DenyHosts

Introduction

DenyHosts is a script intended to be run by Linux system administrators to help thwart SSH server attacks (also known as dictionary based attacks and brute force attacks).

I have used Fail2Ban in the past but found it doesn’t work so well on OpenVZ containers where ‘iptables’ can be a little funky. For the sake of consistency, and preserving my sanity, I’ve migrated to DenyHosts which uses tcp_wrappers to block access.

Install DenyHosts

This is enough to get DenyHosts installed and functional.

apt-get install denyhosts

Configure DenyHosts

Despite the super simple install, the default settings are not suitable for my purposes. You can see all the configuration options are their descriptions in ‘/etc/denyhosts.conf’. What follows are some ‘sed’ edits that configure DenyHosts just the way I like it.

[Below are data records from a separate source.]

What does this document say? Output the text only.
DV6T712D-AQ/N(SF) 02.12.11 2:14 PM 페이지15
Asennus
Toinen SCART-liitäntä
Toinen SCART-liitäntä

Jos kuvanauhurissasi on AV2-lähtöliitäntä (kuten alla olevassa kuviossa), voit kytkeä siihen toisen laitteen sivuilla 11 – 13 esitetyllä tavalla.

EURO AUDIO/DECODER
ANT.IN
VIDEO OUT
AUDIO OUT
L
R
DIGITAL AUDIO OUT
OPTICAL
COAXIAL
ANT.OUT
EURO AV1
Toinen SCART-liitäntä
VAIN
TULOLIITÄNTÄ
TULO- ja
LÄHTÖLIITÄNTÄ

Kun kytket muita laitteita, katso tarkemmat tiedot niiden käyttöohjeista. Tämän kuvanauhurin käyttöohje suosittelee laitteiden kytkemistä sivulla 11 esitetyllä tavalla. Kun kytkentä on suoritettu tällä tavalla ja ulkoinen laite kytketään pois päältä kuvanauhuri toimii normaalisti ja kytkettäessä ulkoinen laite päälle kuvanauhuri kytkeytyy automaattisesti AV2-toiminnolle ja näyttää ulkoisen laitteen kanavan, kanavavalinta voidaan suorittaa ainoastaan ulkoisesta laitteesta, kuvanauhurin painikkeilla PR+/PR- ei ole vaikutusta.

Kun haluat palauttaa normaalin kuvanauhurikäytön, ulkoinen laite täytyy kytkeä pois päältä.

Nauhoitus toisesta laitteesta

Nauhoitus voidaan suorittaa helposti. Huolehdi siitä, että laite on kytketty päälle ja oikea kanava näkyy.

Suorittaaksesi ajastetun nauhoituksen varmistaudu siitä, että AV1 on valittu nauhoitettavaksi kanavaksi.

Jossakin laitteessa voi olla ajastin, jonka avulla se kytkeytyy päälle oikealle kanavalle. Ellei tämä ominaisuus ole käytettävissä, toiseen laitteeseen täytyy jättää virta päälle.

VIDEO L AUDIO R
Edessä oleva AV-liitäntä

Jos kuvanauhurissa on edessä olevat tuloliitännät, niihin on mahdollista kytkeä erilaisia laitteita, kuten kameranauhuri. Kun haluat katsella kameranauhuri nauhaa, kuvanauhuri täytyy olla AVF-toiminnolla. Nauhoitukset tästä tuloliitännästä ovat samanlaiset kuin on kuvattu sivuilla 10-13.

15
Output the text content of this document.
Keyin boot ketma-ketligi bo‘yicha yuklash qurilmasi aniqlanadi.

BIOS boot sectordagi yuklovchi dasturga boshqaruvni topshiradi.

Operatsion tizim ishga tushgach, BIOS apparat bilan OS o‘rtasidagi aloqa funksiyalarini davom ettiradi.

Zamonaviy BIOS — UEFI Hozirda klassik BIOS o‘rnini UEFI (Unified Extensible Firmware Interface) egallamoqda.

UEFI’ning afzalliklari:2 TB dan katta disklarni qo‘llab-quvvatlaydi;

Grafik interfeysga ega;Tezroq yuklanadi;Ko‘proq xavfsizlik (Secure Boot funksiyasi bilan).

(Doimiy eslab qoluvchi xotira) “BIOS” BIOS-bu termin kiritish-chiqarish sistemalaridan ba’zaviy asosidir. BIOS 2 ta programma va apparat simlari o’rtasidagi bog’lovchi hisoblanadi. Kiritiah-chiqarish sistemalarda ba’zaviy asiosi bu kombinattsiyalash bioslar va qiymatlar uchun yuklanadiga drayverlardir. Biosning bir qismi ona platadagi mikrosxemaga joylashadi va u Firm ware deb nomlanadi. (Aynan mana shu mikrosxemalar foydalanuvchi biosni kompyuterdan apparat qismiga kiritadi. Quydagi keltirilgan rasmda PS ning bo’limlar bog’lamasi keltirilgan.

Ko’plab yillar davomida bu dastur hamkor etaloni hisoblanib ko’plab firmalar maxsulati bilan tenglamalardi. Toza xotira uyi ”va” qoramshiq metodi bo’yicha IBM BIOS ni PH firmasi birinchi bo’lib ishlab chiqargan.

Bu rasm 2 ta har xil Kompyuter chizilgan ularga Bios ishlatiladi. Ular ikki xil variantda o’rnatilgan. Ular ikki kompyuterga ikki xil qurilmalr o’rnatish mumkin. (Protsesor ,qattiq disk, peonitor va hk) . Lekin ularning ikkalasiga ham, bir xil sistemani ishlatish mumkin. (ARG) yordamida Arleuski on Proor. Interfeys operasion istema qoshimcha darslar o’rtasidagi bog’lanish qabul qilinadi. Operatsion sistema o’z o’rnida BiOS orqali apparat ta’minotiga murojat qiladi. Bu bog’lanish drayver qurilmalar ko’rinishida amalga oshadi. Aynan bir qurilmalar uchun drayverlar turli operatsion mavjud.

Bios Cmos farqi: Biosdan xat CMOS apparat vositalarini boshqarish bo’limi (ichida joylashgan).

sudo sed -i 's/^PURGE_DENY =/PURGE_DENY = 1h/' /etc/denyhosts.conf
sudo sed -i 's/#PURGE_THRESHOLD = 2/PURGE_THRESHOLD = 2/' /etc/denyhosts.conf
sudo sed -i 's/ADMIN_EMAIL = root@localhost/ADMIN_EMAIL = root@example.org/' /etc/denyhosts.conf
sudo /etc/init.d/denyhosts restart

Seeing what DenyHosts has blocked

You can see if any hosts have been blocked with the following…

cat /etc/hosts.deny

You should see some lines like the one below for hosts that are blocked.

sshd: 31.7.59.84
sshd: 74.94.23.101
sshd: 58.251.128.139
sshd: 218.26.42.110
sshd: 218.94.26.50

DenyHosts has a log file of all it’s activities in ‘/var/log/denyhosts’. But if you really want to poke about then take a look in ‘/var/lib/denyhosts’ which is where DenyHosts keeps its database.